Timok Kuragos starrte mit ausdruckslosem Gesicht in die Dunkelheit.
»Aber ... aber Sie müssen mir glauben!«, rief Dirk van Kombast den Polizisten zu. Dann wandte er sich an Helene. »Und du hast doch vorhin selbst zugegeben, dass dein Freund hier ein Vampir ist. Oder war. Du wolltest sogar, dass er dich beißt. Was nur zeigt, dass er dir bereits den Verstand geraubt hat.«
Helene warf dem Vampirjäger einen mitleidigen Blick zu. »Vielleicht sollten Sie besser mal gucken, ob ihr eigener Verstand hier irgendwo an einem Ast hängen geblieben ist. Ich habe nie im Leben gesagt, dass Murdo ein Vampir ist. Und beißen lassen wollte ich mich auch nicht. Ich bin doch nicht bescheuert.«
Radu nickte. Er glaubte dem Mädchen sofort. Sie erinnerte ihn an seine Nichte. Ein aufgewecktes, hübsches, liebenswertes Mädchen.
»Sie lügt!«, rief Dirk van Kombast. Seine Wangen schimmerten rot durch die Erdkrümel auf seinem Gesicht hindurch. »Oder sie ist nicht bei Sinnen. Der Vampir hat sie in seinen Bann gezogen.«
»Mir kommt sie total bei Sinnen vor«, sagte Radu.
»Also ich habe noch nie einen Vampir gesehen«, sagte der Beamte mit der Knollennase. Er grinste verächtlich.
»Aber ICH!« Dirk van Kombast nickte so heftig, dass seine OP-Haube verrutschte. »Und zwar nicht nur einen, sondern an die Tausende. Hier im Wald. Erst vergangene Nacht. Sie haben sich gegenseitig angeniest und dann auch auf eine Vampirpuppe gerotzt und ...«
»Jetzt hören Sie endlich mit diesem Vampirblödsinn auf!«, forderte der Knollennasenpolizist.
»Vielleicht ist das für Sie ja eine große Überraschung, aber: Vampire gibt es nicht«, sagte Radu. »Das sind nur Sagengestalten. Verstehen Sie?
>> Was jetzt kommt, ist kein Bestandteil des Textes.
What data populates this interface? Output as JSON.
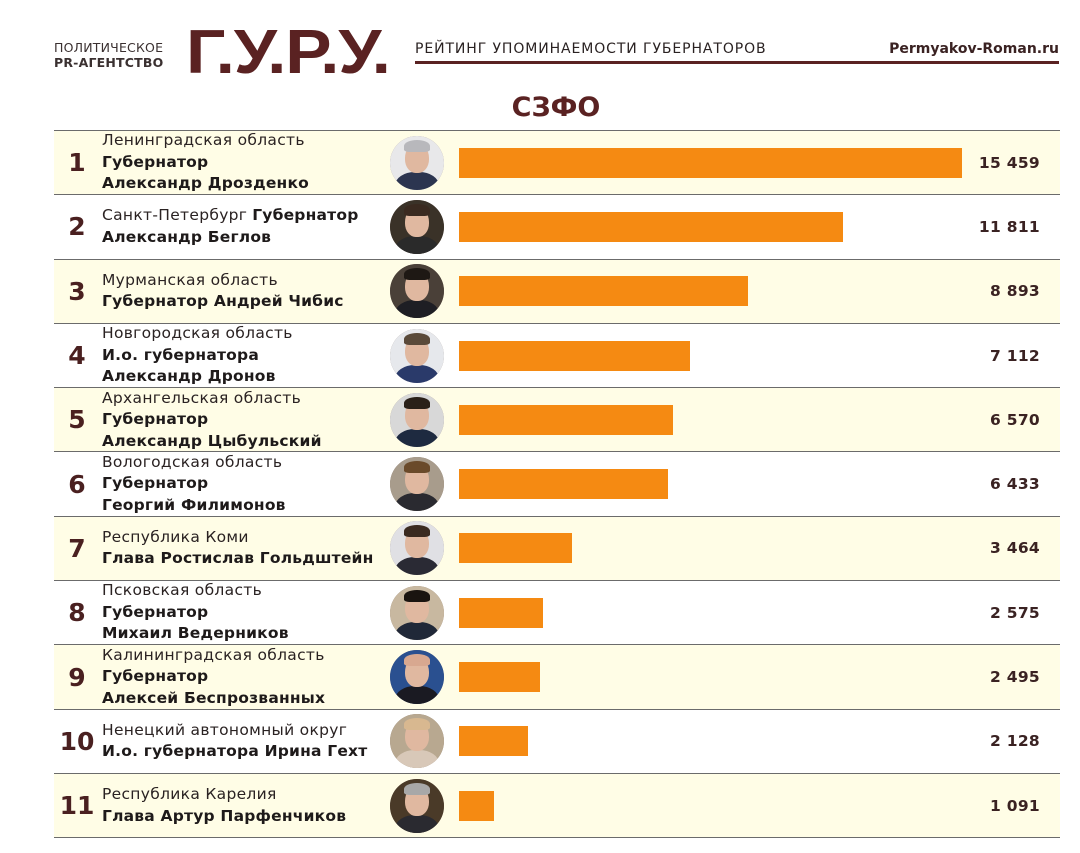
{
  "header": {
    "agency_line1": "ПОЛИТИЧЕСКОЕ",
    "agency_line2": "PR-АГЕНТСТВО",
    "logo": "Г.У.Р.У.",
    "tagline": "РЕЙТИНГ УПОМИНАЕМОСТИ ГУБЕРНАТОРОВ",
    "site": "Permyakov-Roman.ru"
  },
  "region_title": "СЗФО",
  "colors": {
    "brand": "#5a2222",
    "bar": "#f58a12",
    "row_odd": "#fffde6",
    "row_even": "#ffffff"
  },
  "rows": [
    {
      "rank": "1",
      "region": "Ленинградская область",
      "title": "Губернатор",
      "name": "Александр Дрозденко",
      "value": "15 459",
      "inline_title": false,
      "avatar": "avatar-drozdenko"
    },
    {
      "rank": "2",
      "region": "Санкт-Петербург",
      "title": "Губернатор",
      "name": "Александр Беглов",
      "value": "11 811",
      "inline_title": true,
      "avatar": "avatar-beglov"
    },
    {
      "rank": "3",
      "region": "Мурманская область",
      "title": "Губернатор Андрей Чибис",
      "name": "",
      "value": "8 893",
      "inline_title": false,
      "avatar": "avatar-chibis"
    },
    {
      "rank": "4",
      "region": "Новгородская область",
      "title": "И.о. губернатора",
      "name": "Александр Дронов",
      "value": "7 112",
      "inline_title": false,
      "avatar": "avatar-dronov"
    },
    {
      "rank": "5",
      "region": "Архангельская область",
      "title": "Губернатор",
      "name": "Александр Цыбульский",
      "value": "6 570",
      "inline_title": false,
      "avatar": "avatar-tsybulsky"
    },
    {
      "rank": "6",
      "region": "Вологодская область",
      "title": "Губернатор",
      "name": "Георгий Филимонов",
      "value": "6 433",
      "inline_title": false,
      "avatar": "avatar-filimonov"
    },
    {
      "rank": "7",
      "region": "Республика Коми",
      "title": "Глава Ростислав Гольдштейн",
      "name": "",
      "value": "3 464",
      "inline_title": false,
      "avatar": "avatar-goldshtein"
    },
    {
      "rank": "8",
      "region": "Псковская область",
      "title": "Губернатор",
      "name": "Михаил Ведерников",
      "value": "2 575",
      "inline_title": false,
      "avatar": "avatar-vedernikov"
    },
    {
      "rank": "9",
      "region": "Калининградская область",
      "title": "Губернатор",
      "name": "Алексей Беспрозванных",
      "value": "2 495",
      "inline_title": false,
      "avatar": "avatar-besprozvannykh"
    },
    {
      "rank": "10",
      "region": "Ненецкий автономный округ",
      "title": "И.о. губернатора Ирина Гехт",
      "name": "",
      "value": "2 128",
      "inline_title": false,
      "avatar": "avatar-gekht"
    },
    {
      "rank": "11",
      "region": "Республика Карелия",
      "title": "Глава Артур Парфенчиков",
      "name": "",
      "value": "1 091",
      "inline_title": false,
      "avatar": "avatar-parfenchikov"
    }
  ],
  "chart_data": {
    "type": "bar",
    "orientation": "horizontal",
    "title": "СЗФО",
    "subtitle": "РЕЙТИНГ УПОМИНАЕМОСТИ ГУБЕРНАТОРОВ",
    "xlabel": "",
    "ylabel": "",
    "grid": false,
    "legend": null,
    "categories": [
      "Ленинградская область — Александр Дрозденко",
      "Санкт-Петербург — Александр Беглов",
      "Мурманская область — Андрей Чибис",
      "Новгородская область — Александр Дронов",
      "Архангельская область — Александр Цыбульский",
      "Вологодская область — Георгий Филимонов",
      "Республика Коми — Ростислав Гольдштейн",
      "Псковская область — Михаил Ведерников",
      "Калининградская область — Алексей Беспрозванных",
      "Ненецкий автономный округ — Ирина Гехт",
      "Республика Карелия — Артур Парфенчиков"
    ],
    "values": [
      15459,
      11811,
      8893,
      7112,
      6570,
      6433,
      3464,
      2575,
      2495,
      2128,
      1091
    ],
    "xlim": [
      0,
      15459
    ]
  }
}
Märchen. Sie machen sich mit der Geschichte doch nur lächerlich. Stimmt's, Chef?«
Polizeimeister Kuragos musterte Dirk van Kombast einen Moment. Dann nickte er seinem Kollegen zu. »Stimmt, Radu.«
»Wenn Sie meinen, in Transsilvanien würden Sie mit so einer Geschichte durchkommen, haben Sie sich geirrt«, fügte der Polizist mit dem großen Bauch und der großen Knollennase hinzu.
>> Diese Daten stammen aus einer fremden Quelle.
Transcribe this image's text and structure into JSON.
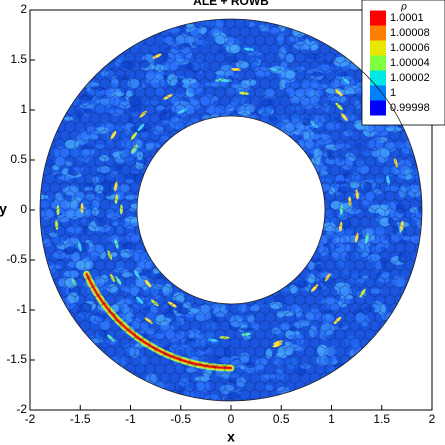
{
  "chart_data": {
    "type": "contour",
    "title": "ALE + ROWB",
    "xlabel": "x",
    "ylabel": "y",
    "xlim": [
      -2,
      2
    ],
    "ylim": [
      -2,
      2
    ],
    "xticks": [
      -2,
      -1.5,
      -1,
      -0.5,
      0,
      0.5,
      1,
      1.5,
      2
    ],
    "yticks": [
      -2,
      -1.5,
      -1,
      -0.5,
      0,
      0.5,
      1,
      1.5,
      2
    ],
    "colorbar": {
      "title": "ρ",
      "ticks": [
        1.0001,
        1.00008,
        1.00006,
        1.00004,
        1.00002,
        1,
        0.99998
      ],
      "colors": [
        "#ff0000",
        "#ff7f00",
        "#e8e800",
        "#7fff40",
        "#00e8e8",
        "#0080ff",
        "#0000ff"
      ]
    }
  }
}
»Was heißt hier Geschichte?« Dirk van Kombast sah die Polizisten entsetzt an. »Das ist die Wahrheit! Vampire sind keine Sagengestalten. Diese Lüge haben die Vampire selbst verbreitet, damit man die Suche nach ihnen aufgibt. Dabei gibt es Tausende, ach, was sage ich, Millionen von ihnen.« Dirk van Kombast sah Timok Kuragos an und flüsterte: »Und sie sind mitten unter uns.«
Der Polizeimeister erwiderte Dirk van Kombasts Blick, ohne zu blinzeln. Er zog lediglich eine Augenbraue nach oben.
»Also mir reicht's, Chef«, sagte der Knollennasenbeamte. »Nehmen wir ihn fest, oder was?«
»Festnehmen? Mich? Wieso das denn?« Dirk van Kombast sah aufgebracht zwischen den Beamten hin und her.
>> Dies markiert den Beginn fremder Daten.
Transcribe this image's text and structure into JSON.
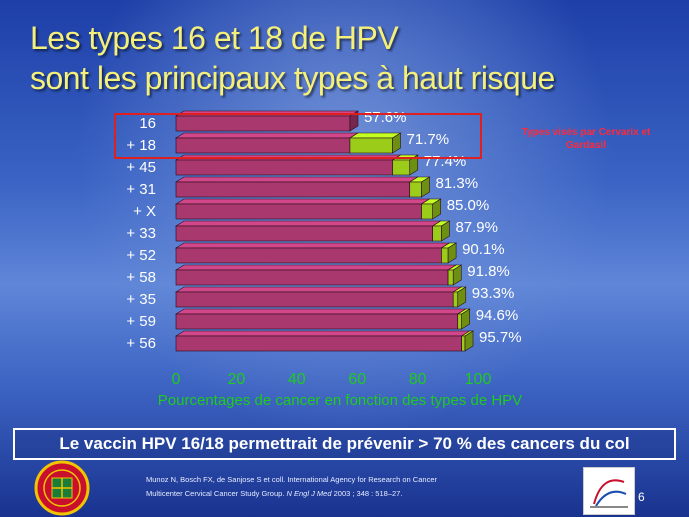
{
  "title": {
    "line1": "Les types 16 et 18 de HPV",
    "line2": "sont les principaux types à haut risque"
  },
  "annotation": "Types visés par Cervarix et Gardasil",
  "banner": "Le vaccin HPV 16/18 permettrait de prévenir > 70 % des cancers du col",
  "citation": {
    "line1": "Munoz N, Bosch FX, de Sanjose S et coll. International Agency for Research on Cancer",
    "line2_prefix": "Multicenter Cervical Cancer Study Group. ",
    "journal": "N Engl J Med",
    "line2_suffix": " 2003 ; 348 : 518–27."
  },
  "page_number": "6",
  "colors": {
    "bar": "#a8386e",
    "increment": "#9ccc1a",
    "label_text": "#ffffff",
    "xlabel": "#1ecb1e",
    "highlight": "#e0201f"
  },
  "chart_data": {
    "type": "bar",
    "orientation": "horizontal",
    "stacked_cumulative": true,
    "categories": [
      "16",
      "+ 18",
      "+ 45",
      "+ 31",
      "+ X",
      "+ 33",
      "+ 52",
      "+ 58",
      "+ 35",
      "+ 59",
      "+ 56"
    ],
    "values": [
      57.6,
      71.7,
      77.4,
      81.3,
      85.0,
      87.9,
      90.1,
      91.8,
      93.3,
      94.6,
      95.7
    ],
    "value_labels": [
      "57.6%",
      "71.7%",
      "77.4%",
      "81.3%",
      "85.0%",
      "87.9%",
      "90.1%",
      "91.8%",
      "93.3%",
      "94.6%",
      "95.7%"
    ],
    "xlabel": "Pourcentages de cancer en fonction des types de HPV",
    "xlim": [
      0,
      100
    ],
    "xticks": [
      0,
      20,
      40,
      60,
      80,
      100
    ],
    "grid": false,
    "legend": "none"
  }
}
Der Polizeimeister nickte den Beamten zu. Sofort ergriffen sie den Vampirjäger.
»Aufhören! Lassen Sie mich los! Ich bin der Retter, nicht der Täter!« Dirk van Kombast versuchte, sich aus dem Griff der Polizisten zu befreien.
»Unmöglich, unmöglich«, murmelte der unauffällige Polizeibeamte.
Helene warf Dirk van Kombast einen mitfühlenden Blick zu. Er hatte ihr die erste Liebesszene ihres Lebens verdorben. Er hatte ihre erste Liebe getötet. Und er hatte ihrer Meinung nach vollkommen den Verstand verloren. Dennoch sah er jetzt so erbärmlich und lächerlich aus, dass er ihr leidtat. Aber nur ganz kurz. Und nur ganz wenig.